Imagen: Gordon T. Taylor, Administración Nacional Oceánica y Atmosférica de EE. UU.
Imagen: Gordon T. Taylor, Administración Nacional Oceánica y Atmosférica de EE. UU.

HG Wells demostró dramáticamente cómo el futuro de la humanidad puede depender de la acción de pequeños organismos en su Guerra de las palabras donde los invasores marcianos fueron finalmente derrotados por los microbios de la Tierra (Espero no haber estropeado el final de la historia para nadie...). En un oportuno recordatorio de la deuda que tenemos con fotoautótrofos igualmente pequeños, Daniel Boyce et al. (Nature 466: 591–596, 2010) estudió los niveles de fitoplancton oceánico desde 1899.

Examinar las mediciones de transparencia del océano y in situ observaciones de clorofila estimaron la dependencia del tiempo de la biomasa de fitoplancton a escala local, regional y global, y concluyeron que la concentración global global de fitoplancton ha disminuido durante el siglo pasado, con disminuciones observadas en ocho de cada diez regiones oceánicas.

Tal vez como era de esperar, sugieren además que estas tendencias decrecientes a largo plazo están relacionadas con el aumento de las temperaturas de la superficie del mar (código para 'calentamiento global'). Este estudio respalda aún más la noción de que el cambio climático está contribuyendo a una 'reestructuración de los ecosistemas de la Tierra'.

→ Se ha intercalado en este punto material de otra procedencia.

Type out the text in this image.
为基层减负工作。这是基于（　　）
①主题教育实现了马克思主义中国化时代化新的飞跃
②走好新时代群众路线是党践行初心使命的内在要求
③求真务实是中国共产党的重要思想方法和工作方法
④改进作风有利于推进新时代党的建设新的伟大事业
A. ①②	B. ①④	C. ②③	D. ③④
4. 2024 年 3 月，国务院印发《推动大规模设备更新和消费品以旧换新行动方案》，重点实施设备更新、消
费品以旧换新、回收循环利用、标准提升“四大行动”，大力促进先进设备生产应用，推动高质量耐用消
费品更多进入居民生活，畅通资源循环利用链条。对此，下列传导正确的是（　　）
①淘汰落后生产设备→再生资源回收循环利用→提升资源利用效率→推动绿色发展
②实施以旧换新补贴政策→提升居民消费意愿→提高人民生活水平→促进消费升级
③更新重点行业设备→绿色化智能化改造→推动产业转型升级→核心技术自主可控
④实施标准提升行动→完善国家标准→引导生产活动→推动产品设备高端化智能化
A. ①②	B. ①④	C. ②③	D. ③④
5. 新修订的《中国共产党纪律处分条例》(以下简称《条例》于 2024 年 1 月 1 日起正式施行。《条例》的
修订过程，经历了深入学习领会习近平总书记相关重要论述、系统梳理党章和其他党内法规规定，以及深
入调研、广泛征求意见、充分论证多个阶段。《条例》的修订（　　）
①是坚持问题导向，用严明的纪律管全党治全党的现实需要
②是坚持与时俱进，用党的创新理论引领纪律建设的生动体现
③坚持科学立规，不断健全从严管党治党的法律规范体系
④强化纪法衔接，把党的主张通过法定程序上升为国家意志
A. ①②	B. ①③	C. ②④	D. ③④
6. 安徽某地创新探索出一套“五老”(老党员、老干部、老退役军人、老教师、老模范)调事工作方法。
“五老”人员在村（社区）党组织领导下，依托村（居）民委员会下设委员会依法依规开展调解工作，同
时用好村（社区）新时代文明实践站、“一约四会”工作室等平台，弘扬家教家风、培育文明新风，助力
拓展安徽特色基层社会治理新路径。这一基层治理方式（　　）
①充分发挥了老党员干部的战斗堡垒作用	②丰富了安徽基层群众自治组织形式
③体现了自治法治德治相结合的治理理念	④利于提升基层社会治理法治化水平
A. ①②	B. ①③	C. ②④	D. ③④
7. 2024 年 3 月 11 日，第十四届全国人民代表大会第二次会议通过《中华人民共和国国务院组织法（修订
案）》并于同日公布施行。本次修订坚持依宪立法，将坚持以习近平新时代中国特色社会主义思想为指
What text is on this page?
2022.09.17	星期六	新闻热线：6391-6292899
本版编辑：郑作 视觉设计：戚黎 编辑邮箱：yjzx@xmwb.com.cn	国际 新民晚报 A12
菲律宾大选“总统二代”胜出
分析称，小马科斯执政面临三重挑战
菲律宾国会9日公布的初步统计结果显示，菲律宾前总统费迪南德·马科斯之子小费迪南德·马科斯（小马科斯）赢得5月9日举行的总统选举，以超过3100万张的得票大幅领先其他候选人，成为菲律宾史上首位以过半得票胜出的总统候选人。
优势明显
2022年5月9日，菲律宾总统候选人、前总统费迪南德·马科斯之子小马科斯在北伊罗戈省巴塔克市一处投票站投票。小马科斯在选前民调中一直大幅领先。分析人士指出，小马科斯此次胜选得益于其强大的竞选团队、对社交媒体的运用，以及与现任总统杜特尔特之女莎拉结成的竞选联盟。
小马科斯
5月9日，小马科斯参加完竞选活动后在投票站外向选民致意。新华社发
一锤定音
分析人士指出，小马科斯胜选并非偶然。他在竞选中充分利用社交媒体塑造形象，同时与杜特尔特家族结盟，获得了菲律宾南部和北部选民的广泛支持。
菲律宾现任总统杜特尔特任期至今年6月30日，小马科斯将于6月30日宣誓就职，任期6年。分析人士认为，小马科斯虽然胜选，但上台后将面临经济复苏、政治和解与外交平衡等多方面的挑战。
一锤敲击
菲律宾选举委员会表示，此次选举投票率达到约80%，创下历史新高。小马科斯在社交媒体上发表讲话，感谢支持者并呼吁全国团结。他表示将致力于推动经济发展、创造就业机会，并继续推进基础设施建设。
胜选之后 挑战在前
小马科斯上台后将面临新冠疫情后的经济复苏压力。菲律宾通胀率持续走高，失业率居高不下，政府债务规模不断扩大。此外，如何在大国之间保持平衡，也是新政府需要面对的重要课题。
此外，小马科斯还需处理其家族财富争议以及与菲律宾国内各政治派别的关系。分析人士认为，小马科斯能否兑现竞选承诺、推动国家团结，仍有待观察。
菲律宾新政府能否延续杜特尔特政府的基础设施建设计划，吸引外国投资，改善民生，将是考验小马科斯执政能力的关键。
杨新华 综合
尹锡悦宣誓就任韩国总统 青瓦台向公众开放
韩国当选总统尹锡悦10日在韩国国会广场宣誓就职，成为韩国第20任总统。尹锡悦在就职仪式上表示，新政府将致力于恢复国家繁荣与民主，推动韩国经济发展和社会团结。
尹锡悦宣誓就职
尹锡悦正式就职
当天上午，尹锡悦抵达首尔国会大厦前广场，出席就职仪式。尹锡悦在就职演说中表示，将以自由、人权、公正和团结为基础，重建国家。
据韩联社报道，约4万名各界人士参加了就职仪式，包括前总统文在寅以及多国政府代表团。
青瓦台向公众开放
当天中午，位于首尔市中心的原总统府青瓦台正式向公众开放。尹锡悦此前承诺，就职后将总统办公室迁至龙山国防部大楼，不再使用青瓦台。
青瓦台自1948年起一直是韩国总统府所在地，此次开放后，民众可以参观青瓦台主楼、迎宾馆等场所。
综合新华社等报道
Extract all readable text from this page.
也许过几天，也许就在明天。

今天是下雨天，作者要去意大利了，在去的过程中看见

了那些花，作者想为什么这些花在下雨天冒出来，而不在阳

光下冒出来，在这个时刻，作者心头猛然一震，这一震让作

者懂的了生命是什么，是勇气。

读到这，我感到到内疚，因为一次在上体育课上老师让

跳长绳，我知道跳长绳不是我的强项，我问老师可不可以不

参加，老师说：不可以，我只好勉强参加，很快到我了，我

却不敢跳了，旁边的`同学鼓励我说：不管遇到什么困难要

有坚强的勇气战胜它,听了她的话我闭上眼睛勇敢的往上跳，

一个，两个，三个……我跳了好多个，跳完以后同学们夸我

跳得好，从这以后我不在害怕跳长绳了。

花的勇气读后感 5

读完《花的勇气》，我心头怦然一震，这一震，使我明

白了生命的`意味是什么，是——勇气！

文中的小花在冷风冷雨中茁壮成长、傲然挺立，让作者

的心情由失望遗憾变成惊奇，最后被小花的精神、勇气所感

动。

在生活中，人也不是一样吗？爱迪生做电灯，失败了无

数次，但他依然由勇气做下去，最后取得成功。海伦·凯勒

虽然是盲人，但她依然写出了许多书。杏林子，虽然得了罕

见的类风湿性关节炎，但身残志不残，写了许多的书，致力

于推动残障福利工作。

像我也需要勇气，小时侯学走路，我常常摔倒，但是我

¿Deberíamos preocuparnos? ¡Sí!

El fitoplancton tiene un papel crucial que contrasta con su pequeño tamaño; generan aproximadamente la mitad de la producción de materia orgánica del planeta y gran parte del oxígeno de nuestra atmósfera. Además, influyen en los procesos climáticos y en los principales ciclos biogeoquímicos, como el ciclo del carbono. Lamentablemente, este es el tipo de investigación que da muy pocas razones para estar alegre.